2017.10.25

宮城女子は聖和学園が7年連続出場。「夏のベスト16を超え、ウインターカップのメインコートを目指す」

聖和学園が宮城県を制し、7年連続となるウインターカップ出場を決めた [写真]=小永吉陽子
スポーツライター。『月刊バスケットボール』『HOOP』編集部を経て、2002年よりフリーランスの記者に。国内だけでなく、取材フィールドは海外もカバー。日本代表・Bリーグ・Wリーグ・大学生・高校生・中学生などジャンルを問わずバスケットボールの現場を駆け回る。
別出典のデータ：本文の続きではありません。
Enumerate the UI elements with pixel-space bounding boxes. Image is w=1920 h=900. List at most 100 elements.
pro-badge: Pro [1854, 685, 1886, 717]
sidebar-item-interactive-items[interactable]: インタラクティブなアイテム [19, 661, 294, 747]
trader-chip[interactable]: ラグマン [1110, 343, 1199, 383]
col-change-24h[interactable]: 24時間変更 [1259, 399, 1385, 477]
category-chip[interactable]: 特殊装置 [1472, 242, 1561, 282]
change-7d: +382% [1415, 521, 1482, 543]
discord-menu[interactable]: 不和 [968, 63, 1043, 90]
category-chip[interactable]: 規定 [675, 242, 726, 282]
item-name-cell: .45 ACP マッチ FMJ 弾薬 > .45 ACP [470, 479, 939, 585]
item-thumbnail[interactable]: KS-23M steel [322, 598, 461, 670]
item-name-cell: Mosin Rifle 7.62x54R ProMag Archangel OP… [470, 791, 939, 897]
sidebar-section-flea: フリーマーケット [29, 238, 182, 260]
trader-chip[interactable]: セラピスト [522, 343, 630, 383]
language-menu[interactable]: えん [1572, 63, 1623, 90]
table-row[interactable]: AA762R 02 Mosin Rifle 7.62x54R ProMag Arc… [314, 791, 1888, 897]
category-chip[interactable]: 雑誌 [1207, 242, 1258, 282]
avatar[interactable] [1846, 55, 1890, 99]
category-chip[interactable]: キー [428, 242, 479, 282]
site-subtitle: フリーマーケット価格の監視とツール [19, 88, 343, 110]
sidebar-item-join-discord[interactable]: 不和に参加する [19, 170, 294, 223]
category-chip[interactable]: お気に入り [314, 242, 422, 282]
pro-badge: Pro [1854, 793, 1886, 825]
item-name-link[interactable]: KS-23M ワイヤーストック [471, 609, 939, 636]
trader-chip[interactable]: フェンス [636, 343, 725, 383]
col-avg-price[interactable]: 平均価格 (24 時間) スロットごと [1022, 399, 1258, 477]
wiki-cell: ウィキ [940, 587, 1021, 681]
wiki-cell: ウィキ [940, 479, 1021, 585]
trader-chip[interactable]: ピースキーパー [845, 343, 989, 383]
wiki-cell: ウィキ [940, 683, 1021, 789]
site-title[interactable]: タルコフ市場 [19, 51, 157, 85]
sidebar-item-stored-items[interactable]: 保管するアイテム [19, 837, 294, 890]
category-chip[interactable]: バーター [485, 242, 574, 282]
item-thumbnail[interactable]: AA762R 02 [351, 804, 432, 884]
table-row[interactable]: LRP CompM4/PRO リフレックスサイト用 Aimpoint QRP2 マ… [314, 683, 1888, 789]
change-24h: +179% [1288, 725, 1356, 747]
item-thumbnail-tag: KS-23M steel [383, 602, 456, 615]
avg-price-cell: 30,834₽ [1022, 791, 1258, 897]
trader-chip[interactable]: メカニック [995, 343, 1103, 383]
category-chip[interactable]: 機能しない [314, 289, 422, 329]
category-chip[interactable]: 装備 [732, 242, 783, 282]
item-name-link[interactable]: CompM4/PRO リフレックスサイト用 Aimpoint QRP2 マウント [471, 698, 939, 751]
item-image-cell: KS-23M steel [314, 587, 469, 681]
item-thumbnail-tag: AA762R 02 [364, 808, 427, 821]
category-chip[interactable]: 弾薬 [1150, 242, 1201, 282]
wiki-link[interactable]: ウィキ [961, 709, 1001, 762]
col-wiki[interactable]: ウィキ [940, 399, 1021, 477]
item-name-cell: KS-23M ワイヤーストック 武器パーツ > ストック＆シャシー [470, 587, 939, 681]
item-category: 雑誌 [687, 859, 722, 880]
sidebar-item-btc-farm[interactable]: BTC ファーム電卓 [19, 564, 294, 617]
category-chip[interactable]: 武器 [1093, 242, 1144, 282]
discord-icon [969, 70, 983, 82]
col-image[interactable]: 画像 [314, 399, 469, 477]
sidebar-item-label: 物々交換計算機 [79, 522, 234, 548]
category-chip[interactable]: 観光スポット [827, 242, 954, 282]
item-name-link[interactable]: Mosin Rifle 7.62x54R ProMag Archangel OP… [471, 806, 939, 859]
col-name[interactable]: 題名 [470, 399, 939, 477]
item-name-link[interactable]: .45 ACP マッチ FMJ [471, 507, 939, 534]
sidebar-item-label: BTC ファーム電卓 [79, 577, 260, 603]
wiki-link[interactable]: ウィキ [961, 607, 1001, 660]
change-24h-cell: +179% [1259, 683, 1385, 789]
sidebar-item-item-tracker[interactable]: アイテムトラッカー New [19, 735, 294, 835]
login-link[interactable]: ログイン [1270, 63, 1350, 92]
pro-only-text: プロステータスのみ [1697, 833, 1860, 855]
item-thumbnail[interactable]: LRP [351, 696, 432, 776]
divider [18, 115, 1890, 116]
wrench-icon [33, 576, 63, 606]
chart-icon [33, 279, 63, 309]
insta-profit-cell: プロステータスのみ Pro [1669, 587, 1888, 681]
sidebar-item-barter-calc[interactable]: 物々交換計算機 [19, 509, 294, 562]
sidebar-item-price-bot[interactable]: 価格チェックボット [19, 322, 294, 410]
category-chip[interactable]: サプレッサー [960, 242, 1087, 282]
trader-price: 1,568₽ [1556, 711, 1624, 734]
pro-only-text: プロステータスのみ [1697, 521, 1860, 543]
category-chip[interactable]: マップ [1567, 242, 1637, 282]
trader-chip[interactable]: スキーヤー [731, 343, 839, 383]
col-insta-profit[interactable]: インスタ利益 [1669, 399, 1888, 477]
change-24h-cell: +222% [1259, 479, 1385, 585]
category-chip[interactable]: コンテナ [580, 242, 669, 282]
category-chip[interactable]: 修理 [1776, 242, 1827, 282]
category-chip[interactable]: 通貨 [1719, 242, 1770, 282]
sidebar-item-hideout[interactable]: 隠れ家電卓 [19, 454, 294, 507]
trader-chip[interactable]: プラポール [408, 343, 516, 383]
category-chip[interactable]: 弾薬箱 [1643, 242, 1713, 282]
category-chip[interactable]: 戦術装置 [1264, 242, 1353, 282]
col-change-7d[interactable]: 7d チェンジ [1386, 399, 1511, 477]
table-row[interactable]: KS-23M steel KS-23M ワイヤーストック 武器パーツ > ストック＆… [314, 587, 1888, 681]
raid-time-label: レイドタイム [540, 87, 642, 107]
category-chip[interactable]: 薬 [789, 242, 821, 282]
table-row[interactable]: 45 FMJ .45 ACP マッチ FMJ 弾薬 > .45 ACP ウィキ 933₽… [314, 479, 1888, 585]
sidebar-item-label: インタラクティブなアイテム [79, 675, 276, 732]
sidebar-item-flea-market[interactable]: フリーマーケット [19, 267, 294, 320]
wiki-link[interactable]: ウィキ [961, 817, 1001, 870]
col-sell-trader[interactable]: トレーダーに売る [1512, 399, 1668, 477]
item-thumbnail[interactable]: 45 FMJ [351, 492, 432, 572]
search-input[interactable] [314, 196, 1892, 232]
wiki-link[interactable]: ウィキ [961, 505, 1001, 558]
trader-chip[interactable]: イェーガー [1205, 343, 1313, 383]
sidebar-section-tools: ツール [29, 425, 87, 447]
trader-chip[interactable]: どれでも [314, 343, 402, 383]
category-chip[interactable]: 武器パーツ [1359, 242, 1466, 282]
 10月14日から16日にわたり、気仙沼市総合体育館にて、宮城県高校バスケットボール選手権大会兼平成29年度 第70回全国高等学校バスケットボール選手権大会(ウインターカップ2017)予選が行われた。女子は聖和学園高校が明成高校を下し、7年連続27回目のウインターカップ出場を決めた。聖和学園の男女アベック出場は3回目となる。

“宮城の2強”決戦を制した要因はリバウンド

聖和学園の相原百良 [写真]=小永吉陽子

 聖和学園と明成は毎年覇権を争う県内最大のライバルだ。2008年から2010年は明成が3連覇し、その後は聖和学園が6年連続でウインターカップの出場権を獲得している。今夏のインターハイ(全国高等学校総合体育大会 バスケットボール競技大会)予選でも大接戦となり、聖和学園が75-71で明成に辛勝してインターハイの切符をつかんでいる。今年も火花を散らした決勝では、聖和学園が序盤から先行する形でゲームは進められた。

 聖和学園はキャプテン髙野柚希が前半で4本の3ポイントシュートを決めて流れをつかむと、スクリーンプレーからノーマークを作りだし、次々にミドルシュートを決めて先手を取る。明成はディフェンスをチェンジングさせて対抗し、赤石光、古郡はづき、中井香乃花、植松里唯奈らの得点で追いかけるも、聖和学園のリバウンドからの速い展開に押しきられて、終始追いかける展開に。試合をとおして相原百良、鈴木三菜らの高いシュート確率を披露した聖和学園が85-63で明成を振りきり、優勝を遂げた。

明成の中井香乃花 [写真]=小永吉陽子

 最終的に22点もの差が開いたが、聖和学園は一度も手を緩めることはなかった。「明成はいつも気迫があるバスケットをしてくるので、自分たちも気持ちで負けないように」(小野裕コーチ)「明成はプレースタイルがガツガツしていて、苦手で怖い存在」(髙野)と、お互いを認め合うライバルだからだ。

 そんな中で聖和学園の持ち味であるトランジションの展開が出せたのは、リバウンドに跳びこんでボールを支配したことに尽きる。東北大会では郡山商高校(福島)に決勝で競り負け、インターハイでは3回戦で優勝した岐阜女子高校(岐阜)に歯が立たなかった。機動力があり、どこからでも得点が取れるのが今年の聖和学園だが、強豪相手に勝ちきるまでには至っていない。そこで、リバウンド強化は必須だったのだ。

聖和学園の今野紀花 [写真]=小永吉陽子

 また、現在はピック&ロールでの攻めを習得中で、明成戦でも様々な形を試しながら、チームプレーの幅を広げていた。決勝で20得点をマークした2年生エース、今野紀花に対して小野コーチは「ピック&ロールでディフェンスを引き付けるプレーはまだ中途半端で、もっと積極的に攻めてほしい」と要求レベルは高い。スムーズにピック&ロールの展開ができたとき、チームとしてさらに一段上のステージに進めるだろう。

「目標はベスト4になってメインコートに立つこと」とキャプテンの高野が目標を挙げれば、エース今野は「ベスト4に行くためには、コート上で選手同士がコミュニケーションを図って判断して組み立てることが大事」と上位進出へのカギを語る。明成とのライバル決戦では成長がうかがえた聖和学園。本番までにさらなるパワーアップに期待したい。